広報パーソンのつぶやき

事業会社の広報担当者と広報コンサルティングの経験からコミュニケーション全般をメインに、ライフスタイル風なネタも。全国通訳案内士(英語)

雑誌の図書館「大宅文庫」に行ってみよう

■「大宅文庫」を知っていますか?

 立花隆が書いた「『知』のソフトウェア」(1984年)を読み返していたら、雑誌の図書館「大宅(壮一)文庫」について書かれていました。生前の遺志で評論家の大宅壮一氏が集めた膨大な雑誌を元にして、亡くなった翌年の1971年に、自宅跡地に開いた世田谷区八幡山にある図書館です。

「知」のソフトウェア (講談社現代新書)

 

 本によれば、分類法が6千種類あり、人名と件名の両方で検索が可能。「図書館の十進分類法などとは全く無縁の独特の分類」。利用機会がこれまでなかった場所ですが、マスコミ関係者がよく利用する所なのは知っていました聞き及んでいました。

 

 これを読んで、「大宅文庫」が赤字で苦しんでいるという、朝日新聞の2週間ほど前の記事を思い出しました。出版市場の縮小やインターネットの普及のあおりを受けて、来館者が減少し、4月から資料のコピー代を約15年ぶりに値上げすることに。

www.asahi.com

 

 当初、20万冊だった蔵書も出版社の寄贈で年々増え、現在は、明治以降の雑誌約1万種類、77万冊を収蔵。分類は7千種類に増え、人名も約14万人分の検索が可能に。それでも、「これまで赤字分は積立金を取り崩して運営してきたが、来年からはデータベースの改修も始まり、初期費用と5年間の維持費に1億4600万円が必要」と厳しい状況にあるそうです。

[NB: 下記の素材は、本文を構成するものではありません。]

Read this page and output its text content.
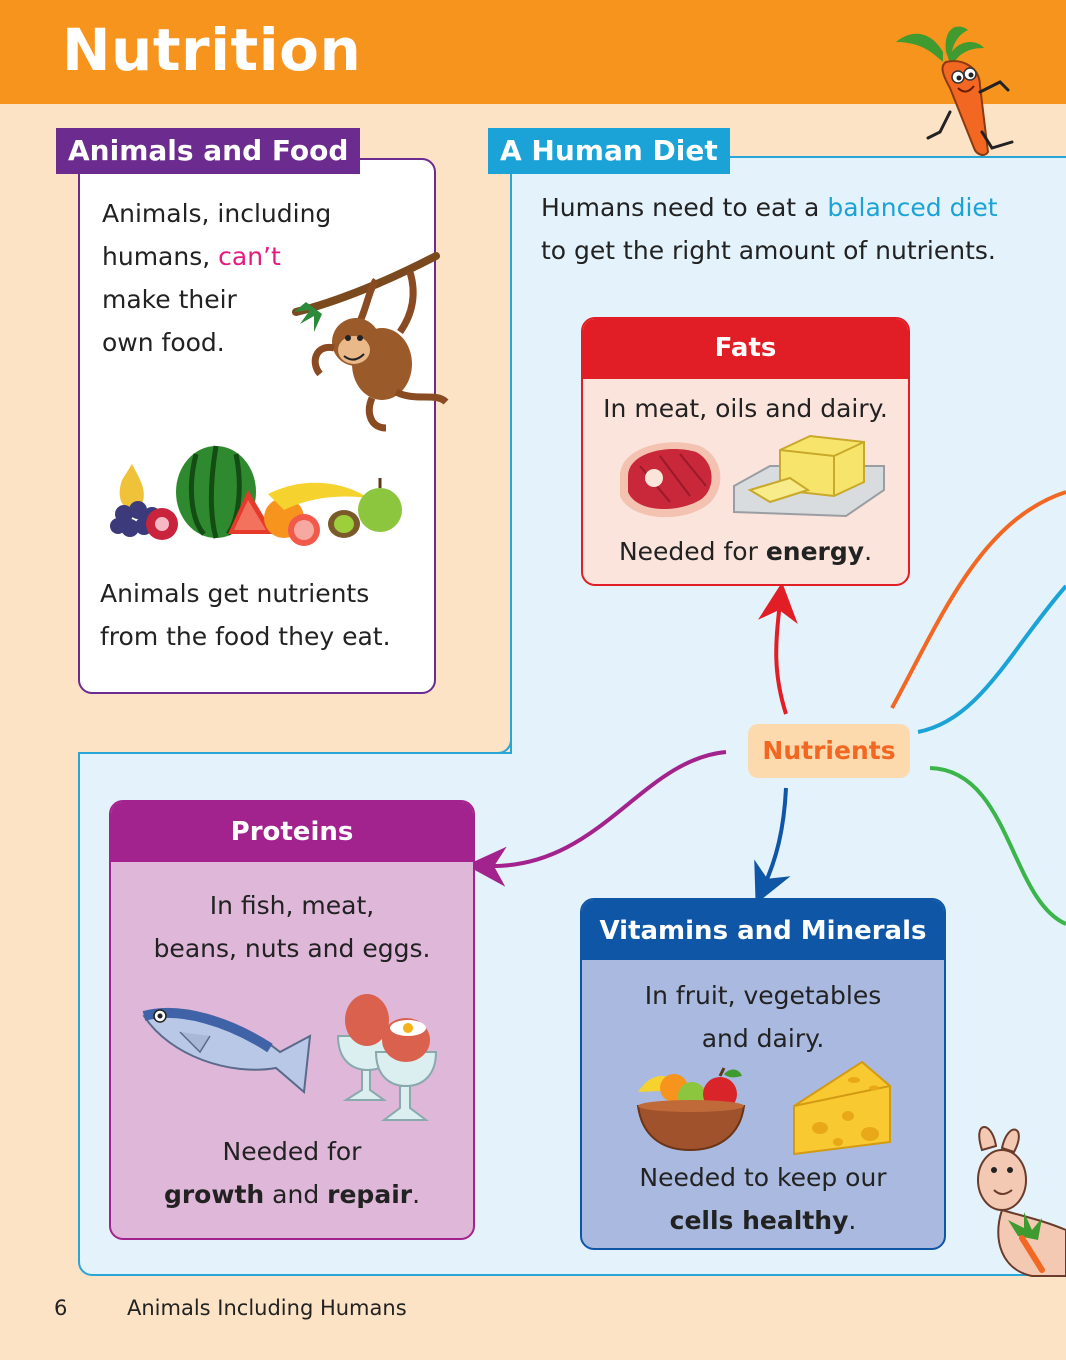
Nutrition
Animals and Food
Animals, including
humans, can’t
make their
own food.
Animals get nutrients
from the food they eat.
A Human Diet
Humans need to eat a balanced diet
to get the right amount of nutrients.
Nutrients
Fats
In meat, oils and dairy.
Needed for energy.
Proteins
In fish, meat,
beans, nuts and eggs.
Needed for
growth and repair.
Vitamins and Minerals
In fruit, vegetables
and dairy.
Needed to keep our
cells healthy.
6	Animals Including Humans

yhkhashimoto.hatenablog.com

 

■月1回のバックヤードツアーをやっています

 最近は、公立図書館の検索システム「東京マガジンバンク」や、民間企業でも雑誌記事の検索ができるサービスなどがあります。情報収集の方法はインターネットの普及で多様化しているので、わざわざここに行かなくても必要な情報は得られる、という意識が働いているのでしょう。

 

 利用者増を狙って2年前から、無料で書架を見学できる「バックヤードツアー」を月1回(第二土曜日)実施しているらしい。大宅文庫のHPによれば、4つの特典があります。

公益財団法人大宅壮一文庫

  1. 大宅壮一の書斎」で鉛筆書きの「手書き原稿」を執筆デスクに腰かけてご説明します。
  2. 珍しい雑誌、著名な雑誌を紹介しながら書庫をご案内します。
  3. 雑誌記事索引データベースを自由に検索。検索のコツも伝授します!
  4. 雑誌を10冊無料閲覧できます。

 

 大宅壮一氏の三女で評論家の大宅映子氏は、「手間をかけて雑誌を調べ、索引を作っている文庫では、目的に合う雑誌を的確に探し出せる。実際に雑誌を手にすることで思いがけない情報との出会いもある。常識の幅を狭くしないためにも一度足を運んで」とのコメントを寄せています。

 

 便利な時代だからこそ、必要な情報を見極めたり、新たな発見を得るには、それなりの労力が必要です。立花氏は、「日本が世界に誇ることができる文化施設の一つ」、「こんなライブラリーは世界のどこにもない。なにしろ集められているものがユニーク」と絶賛しています。